From Sao Paulo, Brazil:
I just started today a MOOC (Massive Open Online Courses) on diabetes offered by the UCSF and am learning quite a bit and reinforcing what I knew before. My son was diagnosed with type 1 less than six months ago. He was in the hospital for diabetic shock for 10 days. They did three tests to determine if he had type 1 or some other type of diabetes. Results: ICA 512 - 5.4; GAD antibodies - <1.0; Anti-insulin - <0.4. Although the results had been there, I had not really strived to understand them. I tried reading online the differences between the tests and I guess I have found all the texts too advanced for me. Can you please explain these results and if there are any implications in short and long term complications? Currently, he is very good at maintaining his blood sugar in check with his latest A1c being 7%. Exercise and good nutrition are key to maintain good numbers for him; whenever there is a deviation in either, his blood sugar numbers go wacky.
The key to type 1 autoimmune diabetes diagnosis is the autoimmune "attack" on the beta cells of the pancreas. Since we cannot see or get tissue from the pancreas very easily, we use blood tests to check for antibodies. These determine indirectly, if the antibody levels are positive, that the autoimmune process is present. The higher the antibody titer levels, the more positive and the more likely that this is autoimmune type 1 diabetes. The problem comes that the tests are not 100% sensitive and specific so that only about 60% or so have positive antibodies. Sometimes they are present before or at diagnosis but do not last very long. Lots of variability makes the exact diagnosis difficult. So, from the number your reported in your question, it looks like weakly positive islet cell antibody and negative for the IA2 and GAD antibodies so this is a weakly positive result. It is best to go back to your diabetes team and ask them specifically since they can interpret the results knowing the assays that are being used.

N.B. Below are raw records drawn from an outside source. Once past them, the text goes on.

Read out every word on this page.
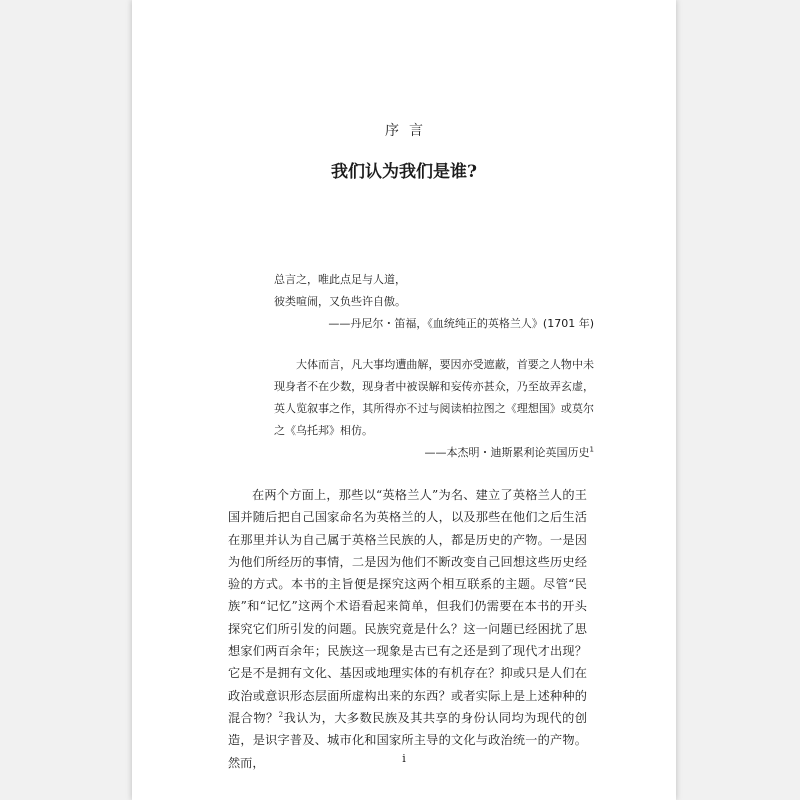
序言
我们认为我们是谁?
总言之，唯此点足与人道，
彼类喧闹，又负些许自傲。
——丹尼尔・笛福，《血统纯正的英格兰人》(1701 年)
大体而言，凡大事均遭曲解，要因亦受遮蔽，首要之人物中未现身者不在少数，现身者中被误解和妄传亦甚众，乃至故弄玄虚，英人览叙事之作，其所得亦不过与阅读柏拉图之《理想国》或莫尔之《乌托邦》相仿。
——本杰明・迪斯累利论英国历史$^1$
在两个方面上，那些以“英格兰人”为名、建立了英格兰人的王国并随后把自己国家命名为英格兰的人，以及那些在他们之后生活在那里并认为自己属于英格兰民族的人，都是历史的产物。一是因为他们所经历的事情，二是因为他们不断改变自己回想这些历史经验的方式。本书的主旨便是探究这两个相互联系的主题。尽管“民族”和“记忆”这两个术语看起来简单，但我们仍需要在本书的开头探究它们所引发的问题。民族究竟是什么？这一问题已经困扰了思想家们两百余年；民族这一现象是古已有之还是到了现代才出现？它是不是拥有文化、基因或地理实体的有机存在？抑或只是人们在政治或意识形态层面所虚构出来的东西？或者实际上是上述种种的混合物？$^2$我认为，大多数民族及其共享的身份认同均为现代的创造，是识字普及、城市化和国家所主导的文化与政治统一的产物。然而，	i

As it turns out, antibody testing is more useful for research purposes than for clinical care decisions since the ease or difficulty of controlling the blood glucose levels often becomes rather obvious. There can be some problems if obesity also co-exists, also some overlap of type 1 and type 2 diabetes not just in obesity but also with non-Caucasian populations. Control of glucose over time is frequently helpful to decide whether insulin or other medications can be used for control of the diabetes but based on actual blood sugar results, medications needed to achieve such control, weight and physical exam.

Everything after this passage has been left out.